Она вышла замуж за парня моложе ее, который хорошо относился к ней, а она – к нему, только это было совсем не то же самое, что было у них с Джеком Радугой. Новый муж погиб в аварии на тракторе, так что его она тоже пережила.
К концу жизни она поняла, что уже не в силах вспомнить, как выглядел Джек. Ни как звучал его голос, ни чем он пах, ни как он прижимался к ней и ласкал ее, неспешно попыхивая сигаретой («Пэлл-Мэлл», разумеется), пока она засыпала. Иногда ей вспоминалось звучание комнаты. Но она никак не могла удержать запах, мысль или звук, а сон уносил ее куда-то глубже и еще дальше. Она пыталась, но не могла припомнить ничего, кроме небольшого отрезка времени (совсем коротенького), когда ей не было ни одиноко, ни холодно.
Пока грузовичок катил обратно с горы, Дорриго Эванс разговорился с пивным водителем, как порой бывает между незнакомыми людьми, не вдаваясь в объяснения, зачем оказался в этих краях.
– Что-то у них было, – говорил он. – Он мертв, а я жив, но у него было то, о чем я никогда не подозревал.
– И что же?
– Он был частью пары, – выговорил Дорриго Эванс.
– Парой, – хмыкнул пивной водитель. – Мои родители были парой. А мы с моей… у нас вроде как день «Д»[81]. Круглые сутки.

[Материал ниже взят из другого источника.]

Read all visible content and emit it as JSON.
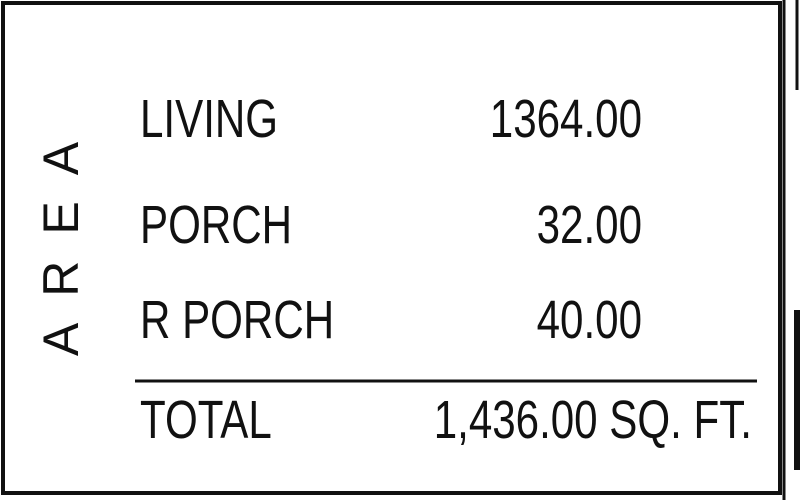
{
  "side_label": "AREA",
  "table": {
    "rows": [
      [
        "LIVING",
        "1364.00"
      ],
      [
        "PORCH",
        "32.00"
      ],
      [
        "R PORCH",
        "40.00"
      ]
    ],
    "total": [
      "TOTAL",
      "1,436.00 SQ. FT."
    ]
  }
}
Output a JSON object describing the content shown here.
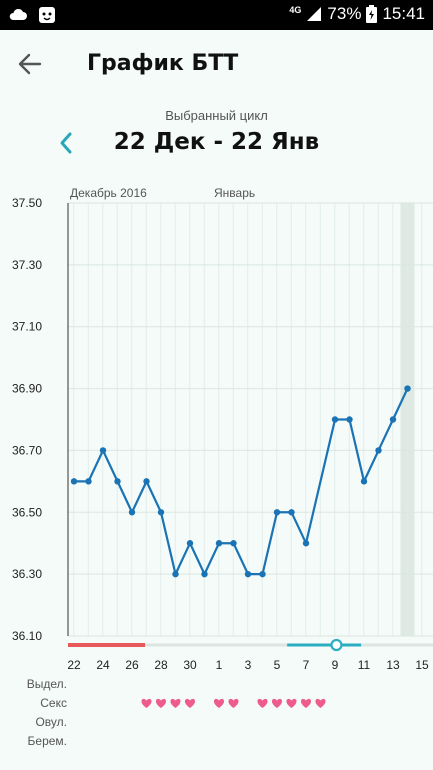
{
  "status_bar": {
    "network": "4G",
    "battery_percent": "73%",
    "time": "15:41",
    "icons": [
      "cloud-icon",
      "bear-app-icon",
      "signal-icon",
      "battery-charging-icon"
    ]
  },
  "header": {
    "title": "График БТТ",
    "back_icon": "arrow-left-icon"
  },
  "cycle": {
    "caption": "Выбранный цикл",
    "range": "22 Дек - 22 Янв",
    "prev_icon": "chevron-left-icon"
  },
  "chart_data": {
    "type": "line",
    "month_labels": [
      {
        "label": "Декабрь 2016",
        "x": 22
      },
      {
        "label": "Январь",
        "x": 32
      }
    ],
    "ylim": [
      36.1,
      37.5
    ],
    "y_ticks": [
      "37.50",
      "37.30",
      "37.10",
      "36.90",
      "36.70",
      "36.50",
      "36.30",
      "36.10"
    ],
    "xlim": [
      22,
      46
    ],
    "x_ticks": [
      {
        "label": "22",
        "x": 22
      },
      {
        "label": "24",
        "x": 24
      },
      {
        "label": "26",
        "x": 26
      },
      {
        "label": "28",
        "x": 28
      },
      {
        "label": "30",
        "x": 30
      },
      {
        "label": "1",
        "x": 32
      },
      {
        "label": "3",
        "x": 34
      },
      {
        "label": "5",
        "x": 36
      },
      {
        "label": "7",
        "x": 38
      },
      {
        "label": "9",
        "x": 40
      },
      {
        "label": "11",
        "x": 42
      },
      {
        "label": "13",
        "x": 44
      },
      {
        "label": "15",
        "x": 46
      }
    ],
    "series": [
      {
        "color": "#1a73b5",
        "points": [
          [
            22,
            36.6
          ],
          [
            23,
            36.6
          ],
          [
            24,
            36.7
          ],
          [
            25,
            36.6
          ],
          [
            26,
            36.5
          ],
          [
            27,
            36.6
          ],
          [
            28,
            36.5
          ],
          [
            29,
            36.3
          ],
          [
            30,
            36.4
          ],
          [
            31,
            36.3
          ],
          [
            32,
            36.4
          ],
          [
            33,
            36.4
          ],
          [
            34,
            36.3
          ],
          [
            35,
            36.3
          ],
          [
            36,
            36.5
          ],
          [
            37,
            36.5
          ],
          [
            38,
            36.4
          ],
          [
            40,
            36.8
          ],
          [
            41,
            36.8
          ],
          [
            42,
            36.6
          ],
          [
            43,
            36.7
          ],
          [
            44,
            36.8
          ],
          [
            45,
            36.9
          ]
        ]
      }
    ],
    "highlight_day": 45,
    "period_bar": {
      "start": 22,
      "end": 26.9,
      "color": "#e8595b"
    },
    "fertile_bar": {
      "start": 36.7,
      "end": 41.8,
      "color": "#2aaec2"
    },
    "ovulation_marker": 40.1,
    "grid": true
  },
  "legend_rows": {
    "labels": [
      "Выдел.",
      "Секс",
      "Овул.",
      "Берем."
    ],
    "sex_days": [
      27,
      28,
      29,
      30,
      32,
      33,
      35,
      36,
      37,
      38,
      39
    ],
    "heart_color": "#ee5c8c"
  }
}
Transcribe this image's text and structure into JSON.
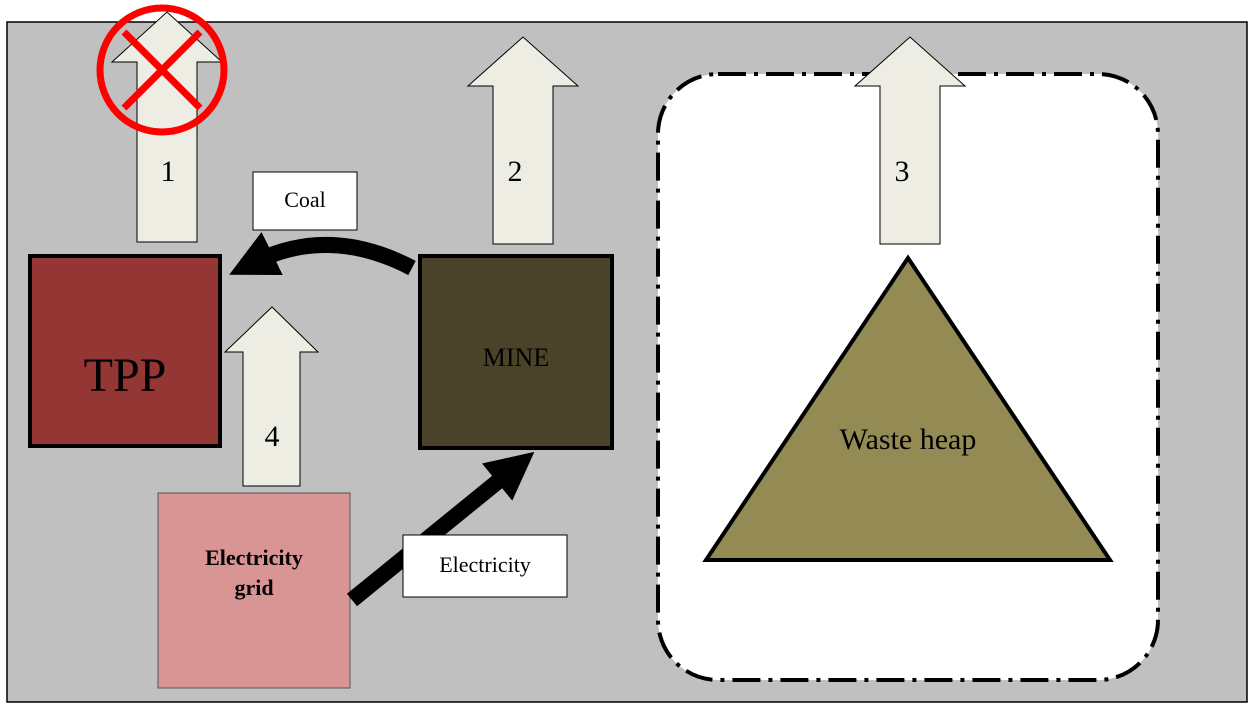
{
  "nodes": {
    "tpp": {
      "label": "TPP"
    },
    "mine": {
      "label": "MINE"
    },
    "waste_heap": {
      "label": "Waste heap"
    },
    "grid": {
      "label": [
        "Electricity",
        "grid"
      ]
    }
  },
  "arrows": [
    {
      "label": "1"
    },
    {
      "label": "2"
    },
    {
      "label": "3"
    },
    {
      "label": "4"
    }
  ],
  "flows": [
    {
      "label": "Coal"
    },
    {
      "label": "Electricity"
    }
  ]
}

Он дважды переключил скорость, только что не встал на педаль тормоза, заставляя грузовичок ползти, одолевая один из множества крутых поворотов, образовавшихся на дороге, которая, извиваясь, ползла через лес. Когда дорога пошла прямо, он опять поставил грузовичок на вторую и продолжил разговор.
– Но – пара? Точно говорю, нет. Она женщина хорошая. Но – любовь?
– Любовь, – кивнул Дорриго Эванс. – Да, полагаю, любовь.
Милю-другую пивной водитель о чем-то раздумывал. А потом сказал:
– Наверно, полно людей, которые любви и не знавали никогда.
Такая мысль никогда не приходила Дорриго Эвансу в голову.